Vigilante AI

Artificial Intelligence

Vigilant AI - From Footage to Intelligence

Inspiration

Security systems generate thousands of hours of footage - but when incidents happen, someone still has to manually scrub through timelines to find what matters. That bottleneck inspired us.

We asked:

What if surveillance footage could be searched like Google and queried like ChatGPT?

If each camera records ( h ) hours per day and there are ( n ) cameras, total daily footage becomes:

$$ F = n \times h $$

As ( n ) grows, manual review becomes impossible.

With modern vision-language models and serverless GPUs becoming accessible, we saw an opportunity to transform raw video into structured, searchable intelligence — in minutes, not hours.

What it does

Vigilant AI turns raw CCTV footage into actionable intelligence.

Upload a video and our system:

Detects people and activities frame-by-frame
Scores threat severity (Stage A → C )
Generates a structured incident report
Embeds every clip as a semantic vector
Makes the entire video searchable in plain English

Users can ask:

“Show me fights.”
“When was the entrance crowded?”
“Have we seen this behavior before?”

And get instant answers — without watching a single frame.

How we built it

We built a full-stack AI pipeline in under 48 hours.

🔹 GPU Inference (Modal)

We run three neural networks simultaneously on a serverless A100 GPU:

YOLO11-L → Object detection & person counting
CLIP ViT-L/14 → 768-dimensional semantic embeddings
Qwen2.5-VL-7B → On-GPU vision-language captioning

Total GPU footprint:

$$ \text{YOLO} + \text{CLIP} + \text{Qwen} \approx 19\text{GB of VRAM} $$

Videos are split into overlapping chunks and processed in parallel using Modal’s .map() API.

🔹 Hybrid Search (Actian VectorAI + SQLite)

Every clip embedding ( c \in \mathbb{R}^{768} ) is stored in Actian VectorAI.

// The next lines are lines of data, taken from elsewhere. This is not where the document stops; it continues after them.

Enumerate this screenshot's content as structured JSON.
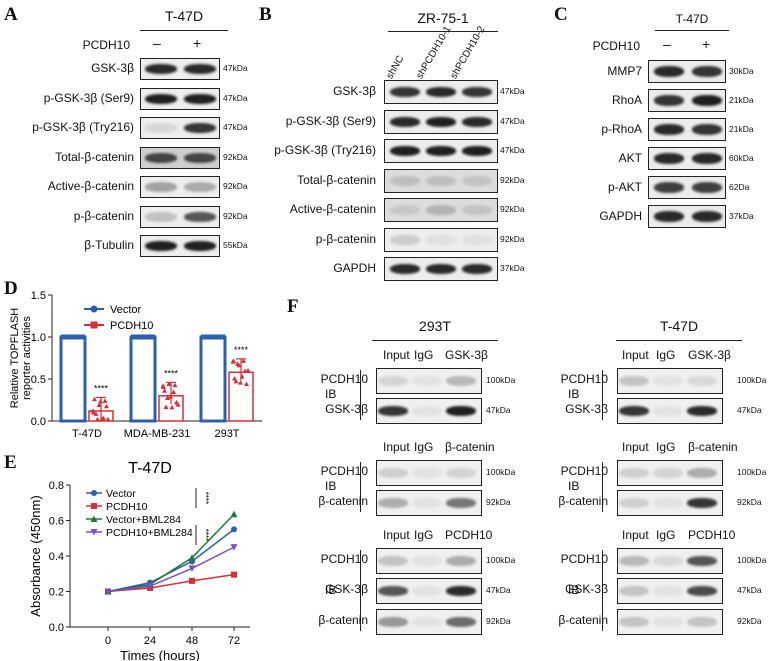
{
  "panels": {
    "A": {
      "letter": "A",
      "title": "T-47D",
      "treatment_label": "PCDH10",
      "treatment_signs": [
        "–",
        "+"
      ],
      "rows": [
        {
          "label": "GSK-3β",
          "kda": "47kDa"
        },
        {
          "label": "p-GSK-3β (Ser9)",
          "kda": "47kDa"
        },
        {
          "label": "p-GSK-3β (Try216)",
          "kda": "47kDa"
        },
        {
          "label": "Total-β-catenin",
          "kda": "92kDa"
        },
        {
          "label": "Active-β-catenin",
          "kda": "92kDa"
        },
        {
          "label": "p-β-catenin",
          "kda": "92kDa"
        },
        {
          "label": "β-Tubulin",
          "kda": "55kDa"
        }
      ]
    },
    "B": {
      "letter": "B",
      "title": "ZR-75-1",
      "lanes": [
        "shNC",
        "shPCDH10-1",
        "shPCDH10-2"
      ],
      "rows": [
        {
          "label": "GSK-3β",
          "kda": "47kDa"
        },
        {
          "label": "p-GSK-3β (Ser9)",
          "kda": "47kDa"
        },
        {
          "label": "p-GSK-3β (Try216)",
          "kda": "47kDa"
        },
        {
          "label": "Total-β-catenin",
          "kda": "92kDa"
        },
        {
          "label": "Active-β-catenin",
          "kda": "92kDa"
        },
        {
          "label": "p-β-catenin",
          "kda": "92kDa"
        },
        {
          "label": "GAPDH",
          "kda": "37kDa"
        }
      ]
    },
    "C": {
      "letter": "C",
      "title": "T-47D",
      "treatment_label": "PCDH10",
      "treatment_signs": [
        "–",
        "+"
      ],
      "rows": [
        {
          "label": "MMP7",
          "kda": "30kDa"
        },
        {
          "label": "RhoA",
          "kda": "21kDa"
        },
        {
          "label": "p-RhoA",
          "kda": "21kDa"
        },
        {
          "label": "AKT",
          "kda": "60kDa"
        },
        {
          "label": "p-AKT",
          "kda": "62Da"
        },
        {
          "label": "GAPDH",
          "kda": "37kDa"
        }
      ]
    },
    "D": {
      "letter": "D"
    },
    "E": {
      "letter": "E"
    },
    "F": {
      "letter": "F",
      "ib": "IB",
      "left_title": "293T",
      "right_title": "T-47D",
      "blocks": [
        {
          "lanes": [
            "Input",
            "IgG",
            "GSK-3β"
          ],
          "rows": [
            {
              "label": "PCDH10",
              "kda": "100kDa"
            },
            {
              "label": "GSK-3β",
              "kda": "47kDa"
            }
          ]
        },
        {
          "lanes": [
            "Input",
            "IgG",
            "β-catenin"
          ],
          "rows": [
            {
              "label": "PCDH10",
              "kda": "100kDa"
            },
            {
              "label": "β-catenin",
              "kda": "92kDa"
            }
          ]
        },
        {
          "lanes": [
            "Input",
            "IgG",
            "PCDH10"
          ],
          "rows": [
            {
              "label": "PCDH10",
              "kda": "100kDa"
            },
            {
              "label": "GSK-3β",
              "kda": "47kDa"
            },
            {
              "label": "β-catenin",
              "kda": "92kDa"
            }
          ]
        }
      ]
    }
  },
  "chart_data": [
    {
      "type": "bar",
      "panel": "D",
      "categories": [
        "T-47D",
        "MDA-MB-231",
        "293T"
      ],
      "series": [
        {
          "name": "Vector",
          "values": [
            1.0,
            1.0,
            1.0
          ],
          "color": "#2d5fb0"
        },
        {
          "name": "PCDH10",
          "values": [
            0.12,
            0.3,
            0.58
          ],
          "color": "#d62f3a"
        }
      ],
      "significance": [
        "****",
        "****",
        "****"
      ],
      "ylabel": "Relative TOPFLASH\nreporter activities",
      "ylim": [
        0,
        1.5
      ],
      "yticks": [
        "0.0",
        "0.5",
        "1.0",
        "1.5"
      ]
    },
    {
      "type": "line",
      "panel": "E",
      "title": "T-47D",
      "x": [
        0,
        24,
        48,
        72
      ],
      "series": [
        {
          "name": "Vector",
          "values": [
            0.2,
            0.25,
            0.37,
            0.55
          ],
          "color": "#2d5fb0",
          "marker": "circle"
        },
        {
          "name": "PCDH10",
          "values": [
            0.2,
            0.22,
            0.26,
            0.295
          ],
          "color": "#d62f3a",
          "marker": "square"
        },
        {
          "name": "Vector+BML284",
          "values": [
            0.2,
            0.24,
            0.39,
            0.635
          ],
          "color": "#1e7a3c",
          "marker": "triangle-up"
        },
        {
          "name": "PCDH10+BML284",
          "values": [
            0.2,
            0.23,
            0.33,
            0.45
          ],
          "color": "#7a4fc0",
          "marker": "triangle-down"
        }
      ],
      "significance": [
        "****",
        "****"
      ],
      "xlabel": "Times (hours)",
      "ylabel": "Absorbance (450nm)",
      "ylim": [
        0,
        0.8
      ],
      "yticks": [
        "0.0",
        "0.2",
        "0.4",
        "0.6",
        "0.8"
      ],
      "xticks": [
        "0",
        "24",
        "48",
        "72"
      ]
    }
  ]
}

For a query embedding ( q ), similarity is computed using cosine similarity:

$$ \text{sim}(q, c) = \frac{q \cdot c}{|q||c|} $$

When a user types a query:

We encode it using CLIP’s text encoder
Run cosine similarity search in VectorAI
Run a parallel keyword search in SQLite
Merge and rank results in under 100ms

Results stream instantly via Server-Sent Events.

🔹 AI Synthesis & Memory

We use Gemini 2.5 Flash to generate:

Overall risk level
Behavioral intent
Named key moments

To prevent hallucinations, we enforced a strict authority hierarchy:

$$ \text{Computer Vision Labels} > \text{VLM Flags} > \text{Caption Text} $$

After processing, structured intelligence is stored in Supermemory, enabling cross-video natural language queries.

Challenges we ran into

🔸 False Positives

Generic motion words triggered theft alerts during fights. We redesigned detection rules to use contextual multi-word phrases and confidence thresholds.

🔸 Model Authority Conflicts

Sometimes language models under-called real CV detections. We implemented post-synthesis validation to ensure structured signals remain authoritative.